9. SFFA’s charge of discrimination is based on cherry-picked data that excludes important applicant characteristics, including intended career, neighborhood and school details, and parent occupations, even though that data is available. SFFA also excludes significant segments of the strongest part of the applicant pool (e.g., athletes and children of alumni, faculty or staff) and lumps six years of admissions together. With all information included, and when admissions are analyzed year-by-year — which most accurately reflects the yearly nature of building a class — there is no difference in admissions chances between Asian American and White applicants, and model quality is better.

10. Robust analysis finds no difference between Asian American and White applicants’ chances of admission. Using SFFA’s own measures of supposed racial bias in the ratings, Harvard’s expert re-ran his analysis removing alleged race factors and still found no difference in admissions chances for Asian American and White candidates.

We have no doubt that Asian Americans face implicit bias in the U.S. broadly. For example, we know from recent research that White students are more likely to rate Asian Americans as “less warm” than White students. But Asian Americans are also viewed by those students as “highly competent.” And those who view Asian Americans as highly competent are much more likely to exhibit negative stereotypes of Black and Latino students in terms of characteristics like work ethic (see research by Dr. Jerry Park and his colleagues). In other words, all non-white groups face implicit bias, and the most robust research in this area suggests that racial stereotypes paint Black and Latino students as less competent than Asian Americans and White students. Asian Americans are the only non-white group that is stereotyped as academically competent — which can benefit us in terms of grades and even test scores. The remedy proposed by the lawsuit against Harvard fails to address implicit bias against any group. Instead, it introduces more reliance on standardized tests and extracurriculars, which are both mostly correlated with parental income and education.

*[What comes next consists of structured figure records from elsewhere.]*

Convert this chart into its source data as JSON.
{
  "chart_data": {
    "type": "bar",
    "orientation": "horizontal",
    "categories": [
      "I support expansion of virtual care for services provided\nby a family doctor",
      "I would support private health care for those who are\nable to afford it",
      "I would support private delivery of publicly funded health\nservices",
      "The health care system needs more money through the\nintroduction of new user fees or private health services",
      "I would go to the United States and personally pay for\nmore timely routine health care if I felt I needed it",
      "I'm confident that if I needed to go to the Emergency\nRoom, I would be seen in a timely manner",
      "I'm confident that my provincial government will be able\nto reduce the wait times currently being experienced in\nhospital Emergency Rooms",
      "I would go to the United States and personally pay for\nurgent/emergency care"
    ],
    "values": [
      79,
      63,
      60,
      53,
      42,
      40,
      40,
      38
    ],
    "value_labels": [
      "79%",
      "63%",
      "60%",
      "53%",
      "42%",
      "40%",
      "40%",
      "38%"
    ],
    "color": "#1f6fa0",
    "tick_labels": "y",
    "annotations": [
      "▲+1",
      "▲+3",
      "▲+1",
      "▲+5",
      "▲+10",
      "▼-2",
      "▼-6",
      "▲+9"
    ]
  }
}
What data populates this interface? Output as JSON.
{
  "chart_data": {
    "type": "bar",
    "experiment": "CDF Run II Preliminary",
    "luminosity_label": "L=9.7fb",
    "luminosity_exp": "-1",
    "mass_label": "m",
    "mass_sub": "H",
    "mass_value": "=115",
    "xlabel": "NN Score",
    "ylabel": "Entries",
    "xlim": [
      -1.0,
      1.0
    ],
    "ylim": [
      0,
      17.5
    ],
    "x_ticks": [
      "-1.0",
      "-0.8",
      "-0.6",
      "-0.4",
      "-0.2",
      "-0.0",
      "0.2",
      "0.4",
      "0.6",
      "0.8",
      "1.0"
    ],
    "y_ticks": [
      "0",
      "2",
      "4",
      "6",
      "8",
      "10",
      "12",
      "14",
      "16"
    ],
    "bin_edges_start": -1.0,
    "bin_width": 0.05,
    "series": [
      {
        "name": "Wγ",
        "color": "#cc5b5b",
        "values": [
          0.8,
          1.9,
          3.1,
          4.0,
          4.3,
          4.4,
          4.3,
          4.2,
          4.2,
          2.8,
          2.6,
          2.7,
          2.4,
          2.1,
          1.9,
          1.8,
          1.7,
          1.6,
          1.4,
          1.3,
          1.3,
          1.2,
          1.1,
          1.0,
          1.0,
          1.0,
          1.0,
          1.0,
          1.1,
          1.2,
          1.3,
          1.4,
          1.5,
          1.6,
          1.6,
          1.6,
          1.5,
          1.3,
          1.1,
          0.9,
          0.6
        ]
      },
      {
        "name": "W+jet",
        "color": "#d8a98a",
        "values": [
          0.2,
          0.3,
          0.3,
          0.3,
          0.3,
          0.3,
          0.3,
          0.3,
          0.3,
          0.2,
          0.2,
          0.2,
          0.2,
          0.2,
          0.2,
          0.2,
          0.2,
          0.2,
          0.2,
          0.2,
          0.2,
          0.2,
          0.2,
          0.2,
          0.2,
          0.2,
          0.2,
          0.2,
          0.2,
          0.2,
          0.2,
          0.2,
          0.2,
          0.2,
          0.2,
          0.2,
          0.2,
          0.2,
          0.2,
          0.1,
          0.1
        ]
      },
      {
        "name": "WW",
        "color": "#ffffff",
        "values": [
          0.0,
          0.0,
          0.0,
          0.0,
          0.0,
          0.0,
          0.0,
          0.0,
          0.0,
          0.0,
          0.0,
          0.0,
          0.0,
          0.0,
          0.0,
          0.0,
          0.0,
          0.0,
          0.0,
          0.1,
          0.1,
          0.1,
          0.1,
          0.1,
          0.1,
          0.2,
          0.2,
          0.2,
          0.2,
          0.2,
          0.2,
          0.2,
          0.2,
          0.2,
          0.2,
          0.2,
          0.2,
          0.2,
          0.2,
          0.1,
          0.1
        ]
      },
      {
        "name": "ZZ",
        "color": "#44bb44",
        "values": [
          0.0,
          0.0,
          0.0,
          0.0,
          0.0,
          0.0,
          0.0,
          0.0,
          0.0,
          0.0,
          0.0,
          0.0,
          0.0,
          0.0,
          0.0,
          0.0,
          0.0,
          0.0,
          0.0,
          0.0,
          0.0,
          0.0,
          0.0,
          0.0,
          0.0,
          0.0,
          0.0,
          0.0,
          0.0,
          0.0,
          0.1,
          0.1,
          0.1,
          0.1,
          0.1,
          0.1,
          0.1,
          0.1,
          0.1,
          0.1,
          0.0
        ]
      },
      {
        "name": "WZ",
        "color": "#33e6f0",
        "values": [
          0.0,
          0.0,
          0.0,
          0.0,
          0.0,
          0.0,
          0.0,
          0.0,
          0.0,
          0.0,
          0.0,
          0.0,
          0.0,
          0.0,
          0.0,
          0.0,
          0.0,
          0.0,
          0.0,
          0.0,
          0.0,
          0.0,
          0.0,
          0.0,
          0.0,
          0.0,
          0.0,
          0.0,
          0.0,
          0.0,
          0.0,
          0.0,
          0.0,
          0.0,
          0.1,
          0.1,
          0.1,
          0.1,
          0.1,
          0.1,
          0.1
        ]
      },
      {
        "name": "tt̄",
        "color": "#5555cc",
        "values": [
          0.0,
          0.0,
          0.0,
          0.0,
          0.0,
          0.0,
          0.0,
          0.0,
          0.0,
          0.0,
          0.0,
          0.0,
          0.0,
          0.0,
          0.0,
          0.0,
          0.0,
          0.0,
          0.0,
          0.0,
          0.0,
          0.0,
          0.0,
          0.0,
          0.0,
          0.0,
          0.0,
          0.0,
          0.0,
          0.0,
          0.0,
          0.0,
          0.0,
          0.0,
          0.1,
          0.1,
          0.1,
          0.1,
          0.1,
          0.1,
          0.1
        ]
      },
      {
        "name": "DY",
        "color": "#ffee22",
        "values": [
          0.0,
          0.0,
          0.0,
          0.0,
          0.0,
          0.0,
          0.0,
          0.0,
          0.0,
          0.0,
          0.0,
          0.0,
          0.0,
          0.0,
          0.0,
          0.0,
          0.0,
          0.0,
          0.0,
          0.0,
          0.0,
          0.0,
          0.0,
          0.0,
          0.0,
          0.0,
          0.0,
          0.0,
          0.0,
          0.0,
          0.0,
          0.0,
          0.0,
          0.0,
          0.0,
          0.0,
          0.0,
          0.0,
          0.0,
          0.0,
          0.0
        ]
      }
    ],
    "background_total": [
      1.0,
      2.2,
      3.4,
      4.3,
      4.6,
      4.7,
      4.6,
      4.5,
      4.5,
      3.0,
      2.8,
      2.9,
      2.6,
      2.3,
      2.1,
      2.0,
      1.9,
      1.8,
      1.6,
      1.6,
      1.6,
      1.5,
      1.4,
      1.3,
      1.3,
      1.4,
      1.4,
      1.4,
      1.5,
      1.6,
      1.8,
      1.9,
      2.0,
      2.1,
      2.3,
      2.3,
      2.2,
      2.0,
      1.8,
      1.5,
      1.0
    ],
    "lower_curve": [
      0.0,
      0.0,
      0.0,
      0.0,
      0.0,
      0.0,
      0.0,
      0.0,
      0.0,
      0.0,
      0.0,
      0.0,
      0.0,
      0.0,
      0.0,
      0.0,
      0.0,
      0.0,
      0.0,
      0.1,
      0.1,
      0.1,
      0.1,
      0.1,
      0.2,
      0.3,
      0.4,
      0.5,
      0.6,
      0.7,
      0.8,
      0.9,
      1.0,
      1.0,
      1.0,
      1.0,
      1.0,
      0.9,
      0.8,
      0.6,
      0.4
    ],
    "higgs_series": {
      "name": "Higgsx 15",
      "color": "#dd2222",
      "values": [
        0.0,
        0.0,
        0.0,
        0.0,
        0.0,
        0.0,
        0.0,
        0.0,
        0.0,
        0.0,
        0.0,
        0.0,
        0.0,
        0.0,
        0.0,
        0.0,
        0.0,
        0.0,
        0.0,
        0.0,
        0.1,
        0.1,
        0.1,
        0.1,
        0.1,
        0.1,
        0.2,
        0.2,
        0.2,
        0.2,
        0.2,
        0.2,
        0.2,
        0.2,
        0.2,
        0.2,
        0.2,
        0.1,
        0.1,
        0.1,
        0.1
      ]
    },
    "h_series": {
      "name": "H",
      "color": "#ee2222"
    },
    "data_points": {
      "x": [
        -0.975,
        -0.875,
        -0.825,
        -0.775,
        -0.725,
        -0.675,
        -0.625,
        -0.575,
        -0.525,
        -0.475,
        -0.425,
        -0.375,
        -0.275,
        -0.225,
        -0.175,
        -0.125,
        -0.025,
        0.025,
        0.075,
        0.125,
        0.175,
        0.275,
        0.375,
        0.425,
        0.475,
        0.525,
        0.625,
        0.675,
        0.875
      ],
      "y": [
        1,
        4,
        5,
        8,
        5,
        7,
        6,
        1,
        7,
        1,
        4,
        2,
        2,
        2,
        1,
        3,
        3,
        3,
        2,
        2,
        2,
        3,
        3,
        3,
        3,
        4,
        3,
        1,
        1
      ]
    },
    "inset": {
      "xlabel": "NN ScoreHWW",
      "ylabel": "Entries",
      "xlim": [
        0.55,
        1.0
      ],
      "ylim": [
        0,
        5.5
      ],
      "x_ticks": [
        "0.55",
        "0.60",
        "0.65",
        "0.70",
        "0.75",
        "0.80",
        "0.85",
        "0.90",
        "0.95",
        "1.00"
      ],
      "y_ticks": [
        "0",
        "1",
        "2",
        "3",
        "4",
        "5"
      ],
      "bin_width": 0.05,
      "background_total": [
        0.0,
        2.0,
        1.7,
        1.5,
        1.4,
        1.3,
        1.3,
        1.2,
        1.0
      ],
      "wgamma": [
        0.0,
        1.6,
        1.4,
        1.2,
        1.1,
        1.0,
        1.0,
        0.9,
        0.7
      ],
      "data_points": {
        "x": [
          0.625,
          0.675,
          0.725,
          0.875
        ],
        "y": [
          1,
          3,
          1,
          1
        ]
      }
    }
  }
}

There is a deep history of anti-Asian American discrimination in our country, including the most prominent examples of the 1882 Chinese Exclusion Act and the World War II internment of Japanese Americans. Anti-Asian hostility led to lynching and mob violence against Asian Americans in the mid-1800s. We, too, have been deeply hurt by screams of “Go back to where you came from!” We, too, have been asked “Where are you really from?” and assured that our English is “really good.” We are deeply concerned that recycled stereotypes of Asian Americans as “forever foreigners” have led to false charges of spying directed at Chinese American scientists in recent times and likely affect whether voters will throw their support behind Asian American candidates. But the accusation that Asian Americans face a penalty in Harvard admissions based on “personality” or other criteria is not supported by data or the facts. As such, our energies and outrage are more productively directed at areas where we do see real evidence of racial discrimination against Asian Americans — at the ballot box, in corporate and public leadership, in popular culture representations.

Blum and his organization are using the myth of an Asian American penalty to scare Asian Americans into questioning whether race should be considered in college admissions to promote diversity and equality. Don’t fall for it.